Comissões de Protecção de Crianças e Jovens- |
|
As Comissões de Protecção de Crianças e Jovens são instituições oficiais não judiciárias com autonomia funcional que visam promover os direitos da criança e do jovem e prevenir ou pôr termo a situações susceptíveis de afectar a sua segurança, saúde, formação, educação ou desenvolvimento integral.
As CPCJ exercem a sua competência na área do município, onde têm a sua sede.

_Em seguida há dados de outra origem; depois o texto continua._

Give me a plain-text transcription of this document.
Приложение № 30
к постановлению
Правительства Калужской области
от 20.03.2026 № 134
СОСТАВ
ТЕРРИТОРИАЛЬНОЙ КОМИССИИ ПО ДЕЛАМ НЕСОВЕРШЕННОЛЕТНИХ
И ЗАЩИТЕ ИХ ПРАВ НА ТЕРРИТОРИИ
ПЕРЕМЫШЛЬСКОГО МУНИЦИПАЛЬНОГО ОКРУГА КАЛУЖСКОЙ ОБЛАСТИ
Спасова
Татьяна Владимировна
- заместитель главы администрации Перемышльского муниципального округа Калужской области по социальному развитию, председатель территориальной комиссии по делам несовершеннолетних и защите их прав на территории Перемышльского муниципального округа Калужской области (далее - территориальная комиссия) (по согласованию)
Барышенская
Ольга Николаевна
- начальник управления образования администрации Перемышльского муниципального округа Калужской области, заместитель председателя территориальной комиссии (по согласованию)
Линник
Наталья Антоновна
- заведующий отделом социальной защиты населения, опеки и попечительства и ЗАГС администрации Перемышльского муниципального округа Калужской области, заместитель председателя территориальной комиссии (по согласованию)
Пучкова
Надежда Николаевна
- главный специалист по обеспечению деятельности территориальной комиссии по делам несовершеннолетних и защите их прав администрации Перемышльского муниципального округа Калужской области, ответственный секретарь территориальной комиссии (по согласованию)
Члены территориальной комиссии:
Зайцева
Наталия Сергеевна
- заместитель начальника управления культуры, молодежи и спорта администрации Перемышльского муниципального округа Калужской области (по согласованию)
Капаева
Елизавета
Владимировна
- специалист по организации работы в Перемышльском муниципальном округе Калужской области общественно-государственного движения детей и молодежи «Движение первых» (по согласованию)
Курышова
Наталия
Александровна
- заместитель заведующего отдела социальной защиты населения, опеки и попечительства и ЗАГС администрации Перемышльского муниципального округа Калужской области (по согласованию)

As CPCJ exercem as suas atribuições em conformidade com a Lei de Protecção de Crianças e Jovens em Perigo, e deliberam com imparcialidade e independência. |
| |
Lei de Protecção de Crianças e Jovens em Perigo- |
Lei n.º 147 / 99, de 1 de Setembro
(646 Kb, pdf)
A Lei de Protecção de Crianças e Jovens em Perigo tem por objecto a promoção dos direitos e a protecção das crianças e dos jovens em perigo, por forma a garantir o seu bem-estar e desenvolvimento integral. |
| |
População Alvo- |
Crianças e jovens em perigo que residam ou se encontrem em território nacional
Considera-se criança ou jovem, a pessoa com menos de 18 anos ou a pessoa com menos de 21 anos que solicite a continuação da intervenção iniciada antes de atingir os 18 anos. |
|
Áreas de Intervenção- |
Intervimos quando uma criança ou jovem se encontra em perigo numa das seguintes situações:
- Abandono ou entregue a si própria;
- Sofra maus tratos físicos ou psíquicos;
- Seja obrigado a trabalhos inadequados à sua idade e dignidade;
- Seja obrigada a actividades prejudiciais à sua formação e desenvolvimento;
- Seja sujeito a comportamentos dos seus próximos que afectem a segurança e o seu equilíbrio emocional;
- com comportamentos, actividades ou consumos que afectem a saúde, formação, educação ou desenvolvimento, sem intervenção dos seus pais ou alguém que os represente.
|
|
Medidas de Promoção dos Direitos e de Protecção- |
A aplicação das medidas de promoção dos direitos e de protecção das crianças e dos jovens em perigo é da competência exclusiva das CPCJ e dos tribunais, e visam:
- Afastar o perigo em que estes se encontram;
- Proporcionar-lhes as condições que permitam proteger e promover a sua segurança, saúde, educação, bem estar e desenvolvimento integral;
- Garantir a recuperação física e psicológica das crianças e jovens vítimas de qualquer forma de exploração ou abuso.
As medidas de promoção e de protecção são as seguintes:
- Apoio junto aos Pais;
- Apoio junto de outro familiar;
- Confiança a pessoa idónea;
- Apoio para a autonomia de vida;
- Acolhimento familiar;
- Acolhimento em instituição.
|
| |
Composição- |
Comissão Restrita É constituída pelas seguintes entidades:
- Centro Distrital de Solidariedade e Segurança Social;
- Município de Avis;
- Centro de Saúde de Avis;
- Escola Básica 2, 3 Mestre de Avis,
- Santa Casa da Misericórdia de Avis
Comissão Alargada
É constituída pelos seguintes elementos:
- 1 representante do Instituto de Solidariedade e Segurança Social;
- 1 representante do Município de Avis;
- 1 representante dos Serviços locais do Ministério da Educação;
- 1 representante dos Serviços de Saúde;
- 1 representante de IPSS que desenvolva actividades destinadas a crianças e jovens;
- 1 representante da Associação de Pais;
- 1 representante da Guarda Nacional Republicana;
- 4 pessoas designadas pela Assembleia Municipal.